One of the best ways to learn about different social media tactics is to find a safe space to try them and jump right in! On that principle, I recently ran a Facebook takeover day for the Balance Collective – a social enterprise focused on improving the lives of parents. This closed group is run by Clara Wilcox and has 321 members. Typically group members discuss ways to achieve work-life balance, including setting up small businesses as a way to create a more flexible work life.
Having volunteered to run a takeover day in October, with a broad brief to appeal to Collective members, I chose not to talk about my business. Instead, I chose to explore a more generic subject on which I have plenty of experience – working from home. As part of the day, I posted a series of tips about working from home, together with bright appealing images using a consistent look and feel.
I also ran a Facebook Live for about twenty minutes at lunchtime. I used a “talking head” style – just me talking to the camera on my phone – and covered some of the same points in more detail. I showed viewers my own working from home space and tried to use personal anecdotes and examples to keep the discussion light and entertaining. I also talked about Jonny Wilkinson. But there was a point to that! There are plenty of other ways to use Facebook Live, including a Q&A style, or to broadcast from an event. And Digital Mums colleagues have shared llama births and colonic procedures. But I digress.
My metrics for the takeover are quite modest, but reaching 57 people on the Facebook Live is nearly 20% of the group, and one of my tips reached nearly a third of the group.

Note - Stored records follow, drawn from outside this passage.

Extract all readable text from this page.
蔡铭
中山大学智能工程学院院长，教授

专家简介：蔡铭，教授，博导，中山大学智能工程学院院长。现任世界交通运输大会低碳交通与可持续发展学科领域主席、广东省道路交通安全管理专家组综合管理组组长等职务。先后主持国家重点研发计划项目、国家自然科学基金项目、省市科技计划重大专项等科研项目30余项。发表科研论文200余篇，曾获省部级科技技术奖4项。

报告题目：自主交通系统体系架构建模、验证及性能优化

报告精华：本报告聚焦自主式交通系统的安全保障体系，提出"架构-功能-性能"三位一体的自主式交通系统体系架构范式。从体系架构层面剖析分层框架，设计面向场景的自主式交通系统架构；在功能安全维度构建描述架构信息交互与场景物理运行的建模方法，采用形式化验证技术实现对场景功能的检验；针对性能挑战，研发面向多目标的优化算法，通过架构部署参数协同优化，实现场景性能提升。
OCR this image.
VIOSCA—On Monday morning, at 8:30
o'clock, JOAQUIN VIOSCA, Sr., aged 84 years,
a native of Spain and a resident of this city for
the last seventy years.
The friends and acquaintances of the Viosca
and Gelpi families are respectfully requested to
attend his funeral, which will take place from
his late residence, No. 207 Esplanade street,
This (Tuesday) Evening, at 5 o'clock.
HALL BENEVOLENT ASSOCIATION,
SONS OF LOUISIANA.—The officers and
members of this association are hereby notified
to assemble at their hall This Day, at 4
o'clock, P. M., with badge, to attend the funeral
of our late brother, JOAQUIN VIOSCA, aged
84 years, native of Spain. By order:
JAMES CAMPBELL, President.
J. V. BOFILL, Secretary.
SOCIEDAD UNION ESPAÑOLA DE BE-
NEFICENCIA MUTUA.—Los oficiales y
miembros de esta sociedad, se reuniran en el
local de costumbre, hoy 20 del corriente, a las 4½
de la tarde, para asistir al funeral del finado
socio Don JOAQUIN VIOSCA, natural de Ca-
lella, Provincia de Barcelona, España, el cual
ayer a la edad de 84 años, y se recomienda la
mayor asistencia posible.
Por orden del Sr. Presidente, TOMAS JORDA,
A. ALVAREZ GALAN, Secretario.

I learnt some valuable lessons running the takeover:
- If you are planning a takeover on any platform, liaise closely with the community manager or group owner – they know the audience best. Check what will work, and share your thinking as you plan the day.
- Choose your angle carefully – is it appropriate to do a hard sell of your own business? Or is this a forum for adding value to the audience with a more subtle message?
- Promote in advance through your own channels, as well as supporting the community manager to promote it on their channels.
- Plan and pre-create as much as possible, but be present throughout the day to respond to questions and queries.
- Create bright and eye-catching graphics to help your takeover stand out in a social media feed.
- Practise your Facebook Live. When you choose “live video” you have the option to broadcast to Public, friends, or “Only me”. The ‘Only Me’ option allows you to practise in private. I used this option to get the lighting right and to check the camera angles, as well as to talk through my material.
- Make written notes that you can refer to – you might want to pin them at eye level rather than have to look down.
- Write a great optional description.
- Relax and enjoy your Facebook Live – it will come through to your audience.
- Continue to promote the Facebook Live after the event.
Ultimately, if you haven’t tried a tactic before, particularly going Live, try to find a way to do it in a low-risk situation. That way, when you have a major announcement to make, you have the experience and confidence to get it right.